Madame la présidente, madame la ministre, mes chers collègues, Sonia de la Provôté nous propose de mettre en place un registre national des cancers.
N'étant ni médecin ni chercheur ni épidémiologiste, je n'ai pas osé formuler ma première réaction à cette proposition ; je pensais que c'était en place depuis longtemps. Et je suis certaine que nombre d'entre vous le pensaient également. Eh bien non !
Aujourd'hui, en France, les indicateurs de prévalence, d'incidence, de mortalité et de survie du cancer dont nous disposons sont des estimations au titre de l'année 2018, extrapolées à partir de 24 % de la population.
Tout d'abord, je dois rappeler que les registres des cancers sont des outils, des recueils de données individuelles nominatives. Concrètement, les personnels des registres, des techniciens spécialement formés, vont chercher les informations nécessaires auprès de différentes sources – laboratoires d'anatomie-pathologique, laboratoires de biologie, établissements de santé, publics et privés, assurance maladie, réseaux de cancérologie, centres régionaux de dépistage du cancer –, afin d'assurer l'exhaustivité du repérage des patients. Ils consultent également les dossiers médicaux dans les établissements pour recueillir tous les items indispensables à la description du patient et de sa pathologie. La composante humaine de l'investigation permet la compréhension du parcours de soins dans sa globalité.
De l'avis général des spécialistes que nous avons auditionnés, le travail effectué sur le terrain conditionne la qualité des données.
Aujourd'hui, un parcours de soins est haché, et il existe beaucoup de données de santé chez le généraliste, chez le pharmacien, à l'hôpital... Aller chercher ces données suppose des recherches et prend du temps.
Les registres des cancers ont été créés progressivement depuis les années 1970. Il existe actuellement dix-neuf registres généraux couvrant vingt-quatre départements, dont cinq ultramarins, douze registres spécialisés pour certains types de cancers, deux registres nationaux pour les cancers des enfants et des adolescents, et deux registres nationaux pour les mésothéliomes pleuraux et les tumeurs rares du péritoine.
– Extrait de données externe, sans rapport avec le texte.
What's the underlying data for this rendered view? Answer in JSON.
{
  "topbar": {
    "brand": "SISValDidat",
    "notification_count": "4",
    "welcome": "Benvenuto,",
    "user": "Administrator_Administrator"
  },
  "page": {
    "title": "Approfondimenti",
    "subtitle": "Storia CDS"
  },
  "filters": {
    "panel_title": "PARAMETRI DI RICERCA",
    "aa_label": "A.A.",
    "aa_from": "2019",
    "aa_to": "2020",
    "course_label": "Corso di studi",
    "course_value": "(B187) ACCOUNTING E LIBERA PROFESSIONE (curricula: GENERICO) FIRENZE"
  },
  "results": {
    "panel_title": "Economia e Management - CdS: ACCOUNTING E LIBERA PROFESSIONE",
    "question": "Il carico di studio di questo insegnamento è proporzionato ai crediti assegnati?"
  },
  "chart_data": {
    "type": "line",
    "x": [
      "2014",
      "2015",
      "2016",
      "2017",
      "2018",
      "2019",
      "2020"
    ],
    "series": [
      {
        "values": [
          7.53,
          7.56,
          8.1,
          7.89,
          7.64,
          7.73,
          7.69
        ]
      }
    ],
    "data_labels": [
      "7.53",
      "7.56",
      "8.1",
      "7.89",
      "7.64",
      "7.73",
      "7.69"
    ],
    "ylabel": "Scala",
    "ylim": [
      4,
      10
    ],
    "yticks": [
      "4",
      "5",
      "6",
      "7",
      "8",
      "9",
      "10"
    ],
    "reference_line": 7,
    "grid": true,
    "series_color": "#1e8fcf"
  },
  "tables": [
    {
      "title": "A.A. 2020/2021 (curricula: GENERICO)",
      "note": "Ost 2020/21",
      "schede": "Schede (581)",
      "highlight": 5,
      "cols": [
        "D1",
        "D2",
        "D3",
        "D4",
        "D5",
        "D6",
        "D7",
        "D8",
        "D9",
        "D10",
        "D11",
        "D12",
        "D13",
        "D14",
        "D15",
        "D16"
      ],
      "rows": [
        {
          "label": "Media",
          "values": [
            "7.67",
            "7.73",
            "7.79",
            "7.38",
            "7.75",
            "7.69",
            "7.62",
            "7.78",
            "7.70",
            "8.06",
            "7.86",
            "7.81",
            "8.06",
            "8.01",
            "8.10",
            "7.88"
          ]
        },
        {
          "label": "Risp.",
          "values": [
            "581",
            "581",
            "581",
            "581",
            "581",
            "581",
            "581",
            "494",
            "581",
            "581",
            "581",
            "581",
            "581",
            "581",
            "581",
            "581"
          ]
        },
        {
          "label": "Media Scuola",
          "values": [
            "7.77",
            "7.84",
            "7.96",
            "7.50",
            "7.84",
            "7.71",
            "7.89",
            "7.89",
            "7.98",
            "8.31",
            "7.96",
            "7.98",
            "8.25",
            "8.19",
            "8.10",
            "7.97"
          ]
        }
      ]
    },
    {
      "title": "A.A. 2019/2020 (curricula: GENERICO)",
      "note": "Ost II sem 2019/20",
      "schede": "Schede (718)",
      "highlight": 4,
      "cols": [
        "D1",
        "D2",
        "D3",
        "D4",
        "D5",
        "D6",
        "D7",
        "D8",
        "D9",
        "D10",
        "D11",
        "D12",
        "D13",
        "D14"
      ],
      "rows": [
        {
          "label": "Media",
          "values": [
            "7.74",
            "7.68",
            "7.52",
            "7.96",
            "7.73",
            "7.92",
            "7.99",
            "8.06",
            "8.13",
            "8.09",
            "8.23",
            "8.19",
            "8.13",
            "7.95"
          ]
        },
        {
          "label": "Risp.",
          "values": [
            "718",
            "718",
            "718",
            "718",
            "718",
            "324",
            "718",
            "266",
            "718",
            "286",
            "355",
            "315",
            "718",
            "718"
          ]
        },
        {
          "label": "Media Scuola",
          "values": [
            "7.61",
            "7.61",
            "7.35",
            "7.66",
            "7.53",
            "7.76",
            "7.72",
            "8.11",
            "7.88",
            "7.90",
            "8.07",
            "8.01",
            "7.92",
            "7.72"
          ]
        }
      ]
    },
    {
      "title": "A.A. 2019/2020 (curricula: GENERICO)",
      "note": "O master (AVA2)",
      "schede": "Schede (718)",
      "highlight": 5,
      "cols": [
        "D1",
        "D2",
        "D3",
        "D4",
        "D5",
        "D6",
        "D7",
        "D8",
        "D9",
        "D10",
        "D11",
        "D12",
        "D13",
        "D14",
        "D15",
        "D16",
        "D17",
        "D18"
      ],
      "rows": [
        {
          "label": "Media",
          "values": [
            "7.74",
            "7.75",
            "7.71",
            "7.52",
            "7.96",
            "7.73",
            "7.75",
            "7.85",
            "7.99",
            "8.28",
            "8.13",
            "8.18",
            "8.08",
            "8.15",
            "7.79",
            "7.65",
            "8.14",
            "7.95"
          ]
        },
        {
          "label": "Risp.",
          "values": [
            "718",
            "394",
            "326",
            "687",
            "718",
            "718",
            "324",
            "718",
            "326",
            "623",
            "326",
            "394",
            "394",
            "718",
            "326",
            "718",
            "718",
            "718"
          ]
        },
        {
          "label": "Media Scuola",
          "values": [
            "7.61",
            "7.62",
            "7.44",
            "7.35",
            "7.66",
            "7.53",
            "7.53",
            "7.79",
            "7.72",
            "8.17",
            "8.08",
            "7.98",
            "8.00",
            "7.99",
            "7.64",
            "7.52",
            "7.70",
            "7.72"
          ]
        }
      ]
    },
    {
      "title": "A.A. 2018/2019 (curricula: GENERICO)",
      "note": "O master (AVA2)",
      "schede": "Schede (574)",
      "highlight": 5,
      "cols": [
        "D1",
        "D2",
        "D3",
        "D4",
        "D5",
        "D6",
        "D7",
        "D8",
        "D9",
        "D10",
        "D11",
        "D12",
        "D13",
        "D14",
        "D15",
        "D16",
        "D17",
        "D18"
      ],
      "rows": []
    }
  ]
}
Il s'agit d'outils très complets, dont l'unité d'enregistrement est l'individu.
Les modalités de gouvernance et de financement du système sont cependant complexes.
La base commune des registres, qui sont regroupés depuis 1995 au sein du réseau Francim, est hébergée par le service de biostatistiques des Hospices civils de Lyon, et gérée conjointement par l'Institut National du Cancer (INCa) et Santé publique France, qui sont aussi les premiers financeurs de registres, à hauteur des deux tiers.
Souhaitons-nous soutenir dans nos politiques publiques la montée en puissance de cet outil potentiellement très puissant, qui permet de mieux connaître le cancer, et donc de le combattre ? Je rappelle que l'on parle de la première cause de décès chez l'homme, et de la deuxième chez la femme.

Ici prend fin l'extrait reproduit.